During the physical exam, your doctor will inspect your lower leg for tenderness and swelling. In many cases, doctors can feel a gap in your tendon if a complete rupture has occurred. The doctor may also ask you to kneel on a chair or lie on your stomach with your feet hanging over the end of the exam table. He or she may then squeeze your calf muscle to see if your foot will automatically flex. If it doesn't, you probably have ruptured your Achilles tendon. If there's a question about the extent of your Achilles tendon injury, whether it's completely or only partially ruptured, your doctor may order a magnetic resonance imaging (MRI) scan. This painless procedure uses radio waves and a strong magnetic field to create a computerized image of the tissues of your body.
Non Surgical Treatment
Once the Achilles tendon is partially damaged, one should exercise great care. The risk of rupture is high and if pain is associated with walking, one should consult with an orthopedic surgeon or a sports physician. A complete rupture of the Achilles tendon is never treated at home. It is important to understand that there are no minerals, nutrients, or herbs to treat Achilles tendon injury and any delay just worsens the recovery.

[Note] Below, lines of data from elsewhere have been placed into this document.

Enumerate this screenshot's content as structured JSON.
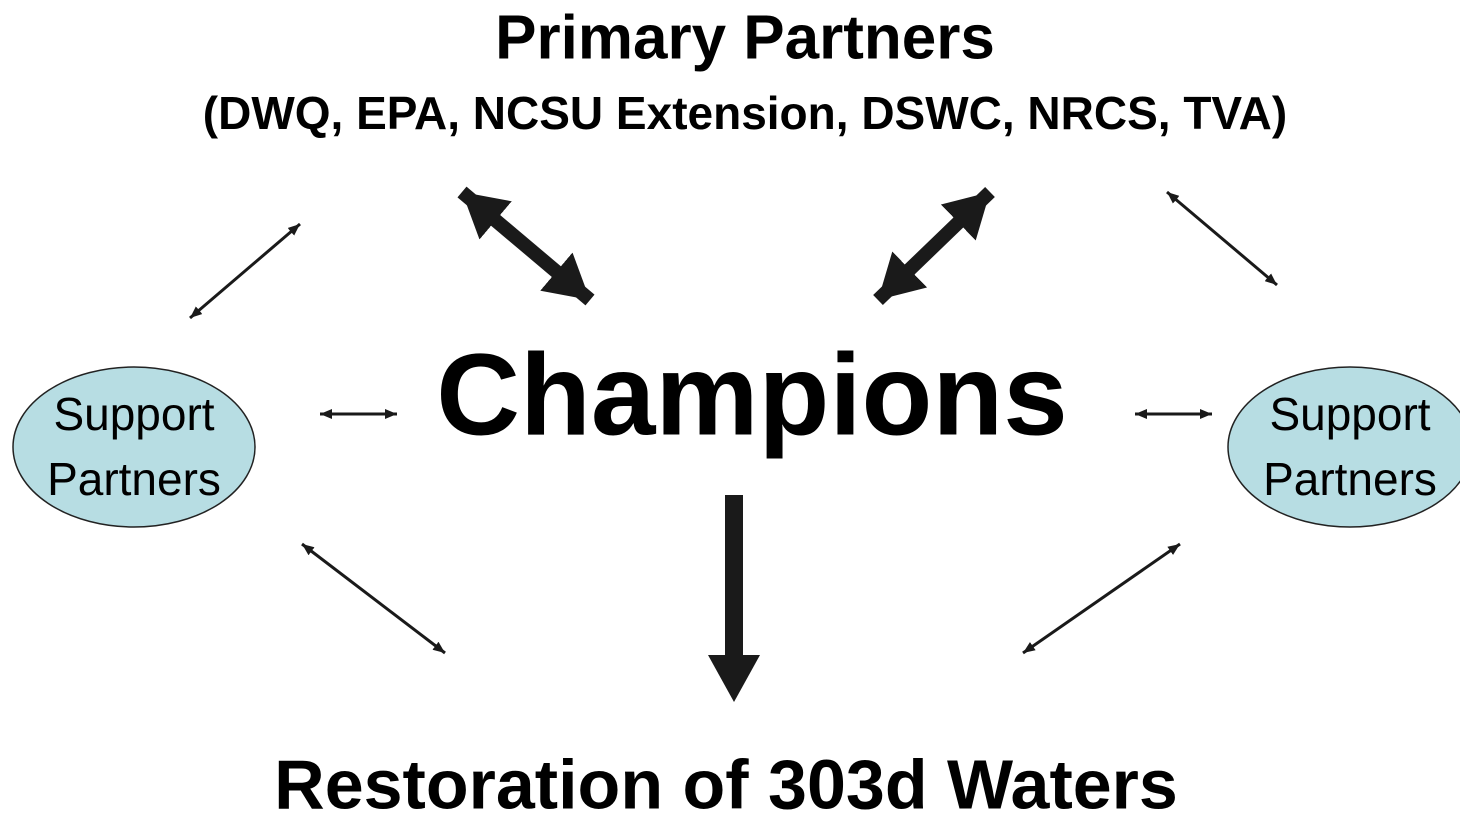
{
  "title": "Primary Partners",
  "subtitle": "(DWQ, EPA, NCSU Extension, DSWC, NRCS, TVA)",
  "center": "Champions",
  "left_node": {
    "lines": [
      "Support",
      "Partners"
    ]
  },
  "right_node": {
    "lines": [
      "Support",
      "Partners"
    ]
  },
  "outcome": "Restoration of 303d Waters"
}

Operative treatment of Achilles tendon ruptures involves opening the skin and identifying the torn tendon. This is then sutured together to create a stable construct. This can be performed through a standard Achilles tendon repair technique or through a mini-incision technique (to read about the different types of techniques, look under ?Procedure? in Achilles Tendon Repair). By suturing the torn tendon ends together, they maintain continuity and can be mobilized more quickly. However, it is critical to understand that the return to normal activities must wait until adequate healing of the tendon has occurred. The potential advantages of an open repair of the Achilles tendon include, faster recovery, this means that patients will lose less strength. Early Range of Motion. They are able to move the ankle earlier so it is easier to regain motion. Lower Re-rupture Rate. The re-rupture rate may be significantly lower in operatively treated patients (2-5%) compared to patients treated non-operatively (8-15%). The main disadvantage of an open repair of the Achilles tendon rupture is the potential for a wound-healing problem which could lead to a deep infection that is difficult to eradicate, or a painful scar.